A lot of what I’m doing in Blackacre is mapping this boundary between the natural and unnatural, exploring the question of why “fruitfulness” would ever be thought “wrongful”. And the final resolution—the grafted tree—is intentionally an equivocal image. Can what is “unnatural” truly be “your own”? (A question that, now as a mother, I can emphatically answer “absolutely!”)

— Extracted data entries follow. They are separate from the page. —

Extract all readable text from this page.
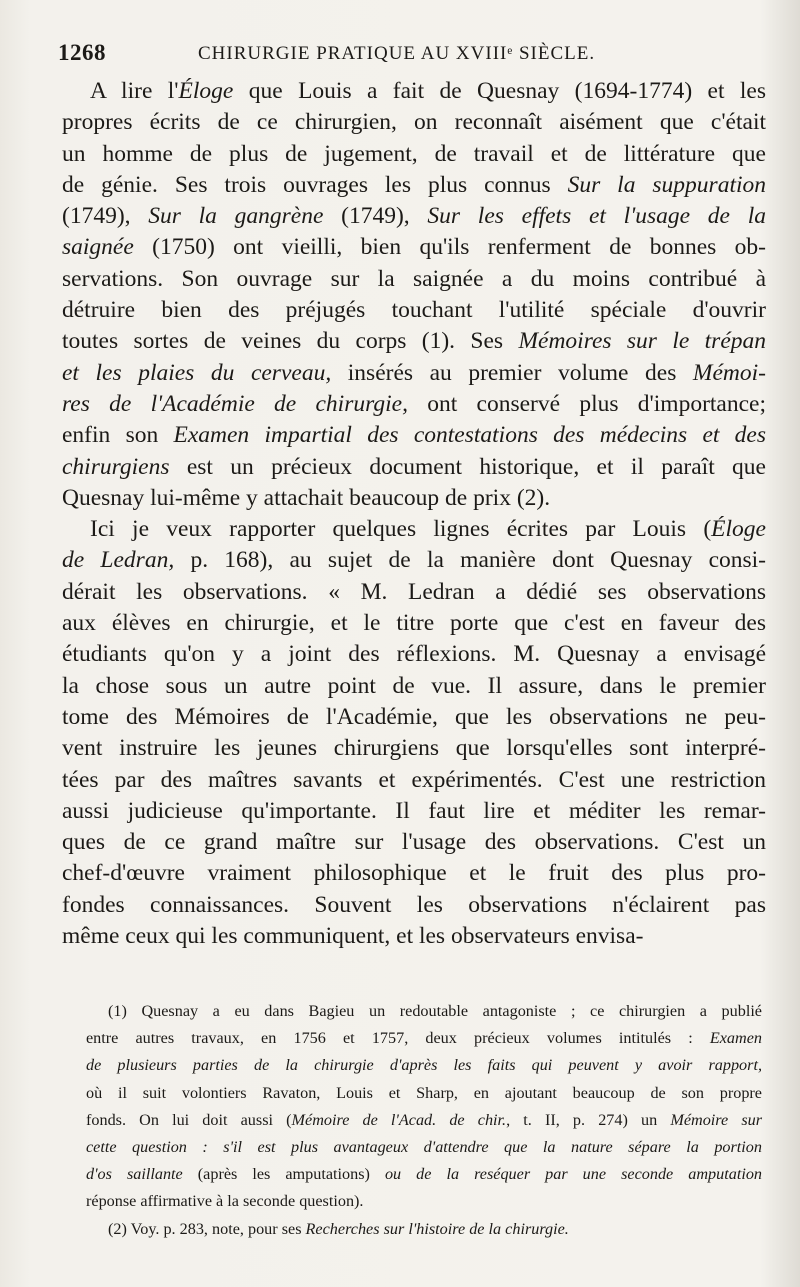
1268	CHIRURGIE PRATIQUE AU XVIIIᵉ SIÈCLE.
A lire l'Éloge que Louis a fait de Quesnay (1694-1774) et les
propres écrits de ce chirurgien, on reconnaît aisément que c'était
un homme de plus de jugement, de travail et de littérature que
de génie. Ses trois ouvrages les plus connus Sur la suppuration
(1749), Sur la gangrène (1749), Sur les effets et l'usage de la
saignée (1750) ont vieilli, bien qu'ils renferment de bonnes ob-
servations. Son ouvrage sur la saignée a du moins contribué à
détruire bien des préjugés touchant l'utilité spéciale d'ouvrir
toutes sortes de veines du corps (1). Ses Mémoires sur le trépan
et les plaies du cerveau, insérés au premier volume des Mémoi-
res de l'Académie de chirurgie, ont conservé plus d'importance;
enfin son Examen impartial des contestations des médecins et des
chirurgiens est un précieux document historique, et il paraît que
Quesnay lui-même y attachait beaucoup de prix (2).
Ici je veux rapporter quelques lignes écrites par Louis (Éloge
de Ledran, p. 168), au sujet de la manière dont Quesnay consi-
dérait les observations. « M. Ledran a dédié ses observations
aux élèves en chirurgie, et le titre porte que c'est en faveur des
étudiants qu'on y a joint des réflexions. M. Quesnay a envisagé
la chose sous un autre point de vue. Il assure, dans le premier
tome des Mémoires de l'Académie, que les observations ne peu-
vent instruire les jeunes chirurgiens que lorsqu'elles sont interpré-
tées par des maîtres savants et expérimentés. C'est une restriction
aussi judicieuse qu'importante. Il faut lire et méditer les remar-
ques de ce grand maître sur l'usage des observations. C'est un
chef-d'œuvre vraiment philosophique et le fruit des plus pro-
fondes connaissances. Souvent les observations n'éclairent pas
même ceux qui les communiquent, et les observateurs envisa-
(1) Quesnay a eu dans Bagieu un redoutable antagoniste ; ce chirurgien a publié
entre autres travaux, en 1756 et 1757, deux précieux volumes intitulés : Examen
de plusieurs parties de la chirurgie d'après les faits qui peuvent y avoir rapport,
où il suit volontiers Ravaton, Louis et Sharp, en ajoutant beaucoup de son propre
fonds. On lui doit aussi (Mémoire de l'Acad. de chir., t. II, p. 274) un Mémoire sur
cette question : s'il est plus avantageux d'attendre que la nature sépare la portion
d'os saillante (après les amputations) ou de la reséquer par une seconde amputation
réponse affirmative à la seconde question).
(2) Voy. p. 283, note, pour ses Recherches sur l'histoire de la chirurgie.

So, finally turning to your actual question, I can’t imagine writing the Blackacre sequence without the knowledge that I had passed through this period of barrenness; part of the poem is about examining the means I used to become, artificially, “fertile.” As I mentioned, I had written a large part of the book a couple of years before I finally managed to become pregnant—the Hanged Men poems, the first Blackacre poem (the sonogram poem, not the sequence.) But I don’t know if I would have been able to sustain that mode for an entire book, to remain in that dark room. Even now I have trouble reading that first Blackacre poem aloud. As with you, my life and my book ended up shaping each other.

I’m wondering whether you can imagine what your book would have been like without your decision to pursue your own alternate path to parenthood. Are there parts of the book that you wrote after the initial Orion essay— after your failed IUI’s—but before you had found a path forward? Was there a particular turning point for you that corresponds to a particular point in the book?

BB: I love your answer/geek-out session above, and your insights about the long (long) history of shaming and demonizing women for any sexual and reproductive agency. Pasiphaë’s story and your identification with her deepens the poem for me, but I think I also “got it” through the power of your imagery and the way you broke the stanzas. And yes, what we bring into being, by hard-fought choices and struggles, is absolutely our own. I’m really interested in the false dichotomy we draw between nature and nurture; the way I heard an evolutionary biologist explain this is that we are “natured by our nurture.” In other words, the nurturing that happens after a child is born (or when the child is in utero) is also part of that child’s biology. Epigenetics suggests that, in fact, our environments and experiences can actually alter gene expression—so every child is raised by biological and some would even say genetic parents.

It’s interesting to me that our books came together in such similar ways. I also wrote about half of my book, or maybe a little less, before I was pregnant, in part to find community around my experience of childlessness but also to find answers: why was I resistant to assisted reproduction? Would I have the same resistance if certain barriers (cultural, financial), did not stand in my way? What were the (higher) barriers faced by other people?

The summer after I published the first essay in the book, I thought I was done with medical treatment, though I was still attending my support group. I went to Virginia to be with my mother while she had an unnamed “female” surgery in a rural hospital; she wouldn’t tell me about the surgery, what was being done or why she needed it. I spent the night on a bench in her room as she recovered, thinking about my friends back home from the group, two of them going through their first IVFs. At some point in the evening—very late—I began to hear moaning and crying, and I thought “get these women some pain meds!” But then I heard smaller cries, and joyful exclamations, and I realized that we were in the middle of a maternity ward, and that babies were being born all around us. That experience of being witness to pain, while also feeling the pain of my own outsider status, my fear of exclusion from the communities of women I knew, was one that I knew that I wanted to write about, though I wasn’t sure how, or what the resolution would be, if any.

My mother and I checked out the next morning. Back home in Walkerton we played Grey Gardens, got dressed up and petted and held my mother’s semi-feral kittens. I think that I needed to know that I would be okay if things did not work out as I had hoped, if I did not have a child. The capacity of the world to surprise us—to start the morning in a grim hospital room and end it in my mother’s sunny backyard, someplace I am completely comfortable and completely myself—is so reassuring. To find there something to think about, to write about. That was the moment I knew that I would be okay.